Accumulate GE Vernova T&D India Ltd for the Target Rs. 3,531 By Prabhudas Liladhar Capital Ltd
Strong execution; poised for multi-year growth
Quick Pointers:
* GVTD announced Rs8.1bn capacity expansion, boosting transformer & reactor capacity by ~50% and GIS/AIS capacity by ~25%, to be completed by 2028.
* Management is confident of delivering mid-20s EBITDA margin for FY26.

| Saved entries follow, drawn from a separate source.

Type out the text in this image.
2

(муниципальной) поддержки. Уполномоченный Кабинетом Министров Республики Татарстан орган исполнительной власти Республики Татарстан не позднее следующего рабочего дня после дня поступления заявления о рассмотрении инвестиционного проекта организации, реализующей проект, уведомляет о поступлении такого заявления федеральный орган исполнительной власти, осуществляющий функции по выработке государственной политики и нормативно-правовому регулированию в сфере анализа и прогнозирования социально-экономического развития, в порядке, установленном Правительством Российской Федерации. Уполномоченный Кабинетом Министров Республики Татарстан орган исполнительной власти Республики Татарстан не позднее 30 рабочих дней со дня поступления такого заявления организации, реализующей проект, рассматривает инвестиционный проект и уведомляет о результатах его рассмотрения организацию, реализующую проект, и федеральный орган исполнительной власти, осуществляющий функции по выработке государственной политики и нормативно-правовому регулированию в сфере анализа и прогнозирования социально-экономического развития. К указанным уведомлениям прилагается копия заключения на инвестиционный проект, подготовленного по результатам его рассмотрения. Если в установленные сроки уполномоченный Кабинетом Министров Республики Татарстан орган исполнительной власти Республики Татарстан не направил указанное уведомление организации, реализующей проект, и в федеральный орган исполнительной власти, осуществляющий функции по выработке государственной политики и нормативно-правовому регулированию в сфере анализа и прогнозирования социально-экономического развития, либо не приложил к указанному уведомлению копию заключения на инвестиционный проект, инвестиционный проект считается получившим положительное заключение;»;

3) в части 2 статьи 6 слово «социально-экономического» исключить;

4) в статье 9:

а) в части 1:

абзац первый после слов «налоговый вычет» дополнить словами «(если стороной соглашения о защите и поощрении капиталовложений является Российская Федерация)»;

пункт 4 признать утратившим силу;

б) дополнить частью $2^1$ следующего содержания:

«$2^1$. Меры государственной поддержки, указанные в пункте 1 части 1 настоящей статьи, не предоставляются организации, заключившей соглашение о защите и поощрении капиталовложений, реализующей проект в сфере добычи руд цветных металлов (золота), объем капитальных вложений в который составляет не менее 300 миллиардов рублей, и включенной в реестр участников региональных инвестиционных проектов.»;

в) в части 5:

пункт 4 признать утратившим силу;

We revise our FY27/28E EPS estimates upward by +7.4%/+12.1%, factoring in strong execution momentum and margin gains led by manufacturing efficiencies and a favorable product mix. GE Vernova T&D India (GVTD) reported a strong quarter with 38.9% YoY revenue growth and a 729bps YoY improvement in EBITDA margin to 25.8%. Management remains confident of sustaining mid-20s margins in FY26, supported by continued operational efficiencies and product mix advantages. With a healthy execution ramp-up and robust HVDC prospects (~4 projects lined up over the next two years), GVTD is well placed for multi-year growth, with any HVDC project conversions likely to further improve company’s profitability. To leverage the expanding T&D opportunity, the company has announced additional Rs8.1bn capex to augment manufacturing capacity of transformers, reactors and AIS/GIS supporting sustained growth momentum.
We believe 1) a healthy order pipeline in the power market, 2) a robust order book (Rs131.1bn), and 3) the management’s focus on margin improvement augur well for strong revenue & profit growth of GVTD. The stock is trading at a P/E of 65.5x/52.7x on FY27/28E. We roll forward to Sep’27E and maintain our ‘Accumulate’ rating with a revised TP of Rs3,531 (Rs2,706 earlier) valuing the stock at a PE of 65x Sep’27E (60x Mar’27E earlier) given the margin accretive product mix and strong multi-year T&D pipeline.
Higher mix of products in revenue aided margin expansion: Revenue rose 38.9% YoY to Rs15.4bn (PLe: Rs15.0bn) aided by strong execution in domestic business (+33.1% YoY to Rs10.5bn) as well as export business (+53.2% YoY to Rs4.9bn). Gross margin expanded by 239bps YoY to 43.6% (PLe: 42.3%). EBITDA grew by 93.7% to Rs4.0bn (PLe: Rs3.4bn). EBITDA margin increased by 729bps YoY to 25.8% led by gross margin expansion and lower employee costs (-1.3% YoY to Rs1.2bn). PBT increased by 107.1% to Rs4.0bn (PLe: Rs3.4bn) aided by significantly higher other income (+380.2% YoY to Rs186mn). PAT grew by 107.1% to Rs3.0bn (PLe: Rs2.5bn).
Robust order book at Rs131.1bn (2.6x TTM revenue): Q2FY26 order inflow came in at Rs16.1bn (-65.6% YoY against high base) with domestic/export mix of 83%/17%. Order book stands healthy at Rs131.1bn (2.6x TTM revenue) with a mix of Private/State Utilities/Central Utilities at ~69%/3%/29%.